Nach Auffassung des Bayerischen Staatsministeriums des Inneren, für Bau und Verkehr

  • berücksichtigen die Unterschriftenlisten nicht alle formellen Vorgaben der Landeswahlordnung;
  • darüber hinaus seien auf dem Teil der Unterschriftenlisten, auf denen sich 11.055 Unterschriften befänden, bei § 16 Abs. 2 des Gesetzentwurfs die beiden letzten Worte „aufmerksam gemacht“ nicht abgedruckt.
  • Die Begründung des Gesetzentwurfs entspreche nicht den Anforderungen, die sich aus der verfassungsrechtlich geschützten Abstimmungsfreiheit ergäben.
  • Die in der Begründung enthaltene Behauptung, dass die Verurteilung von 60 % der Insassen der deutschen Justizvollzugsanstalten auf Betäubungsmitteldelikte zurückgehe, sei unzutreffend.
  • Insbesondere fehle dem Freistaat Bayern die Befugnis zum Erlass von Regelungen, wie sie der Gesetzentwurf des beantragten Volksbegehrens vorsehe. Bereits vorhandene Bundesgesetze, wie z. B. das Betäubungsmittelgesetz, versperrten die Möglichkeit landesgesetzlicher Regelungen.

Der Beauftragte des Volksbegehrens bittet um Zulassung des Volksbegehrens. Das vorgeschlagene Bayerische Hanfgesetz füge sich vollumfänglich in die bestehende Rechtsordnung der Bundesrepublik Deutschland ein. Das aktuelle Betäubungsmittelgesetz mit seinen Straftatbeständen sei unverhältnismäßig und verletze daher das Grundgesetz und die Bayerische Verfassung. Die Tatsache, dass eine Regulierung des bisherigen Schwarzmarktes für Cannabis in irgendeiner Form nach einer Umfrage von mindestens einem Drittel der Gesamtbevölkerung gewünscht werde, mache es erforderlich, in Bayern darüber durch ein Volksbegehren abstimmen zu lassen.

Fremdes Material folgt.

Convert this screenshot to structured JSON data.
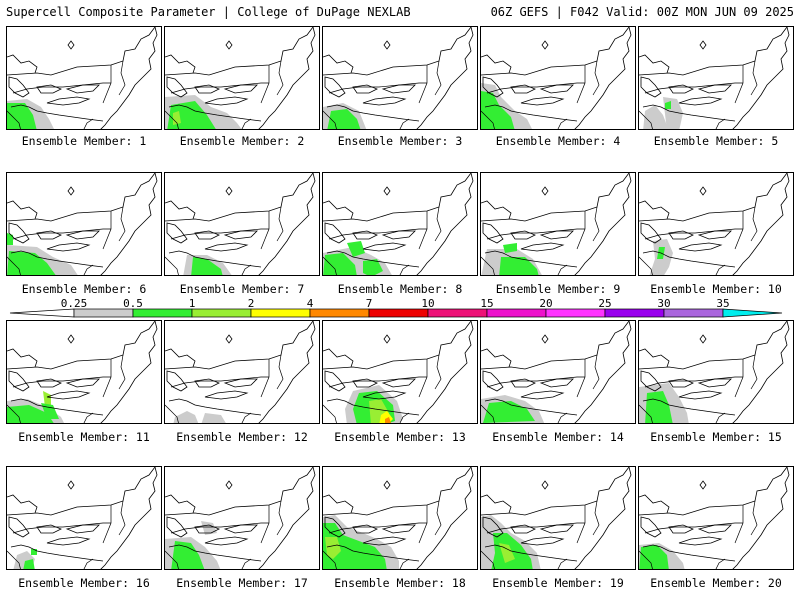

Der Bayerische Verfassungsgerichtshof wird am heutigen Donnerstag, 21. Januar 2016, 14.30 Uhr, im Sitzungssaal 270/II, Prielmayerstraße 7, 80335 München, im Verfahren zum Antrag auf Zulassung eines Volksbegehrens „Ja zur ‚Legalisierung von Cannabis in Bayern‘ als Rohstoff, Medizin und Genussmittel“ die Entscheidung verkünden.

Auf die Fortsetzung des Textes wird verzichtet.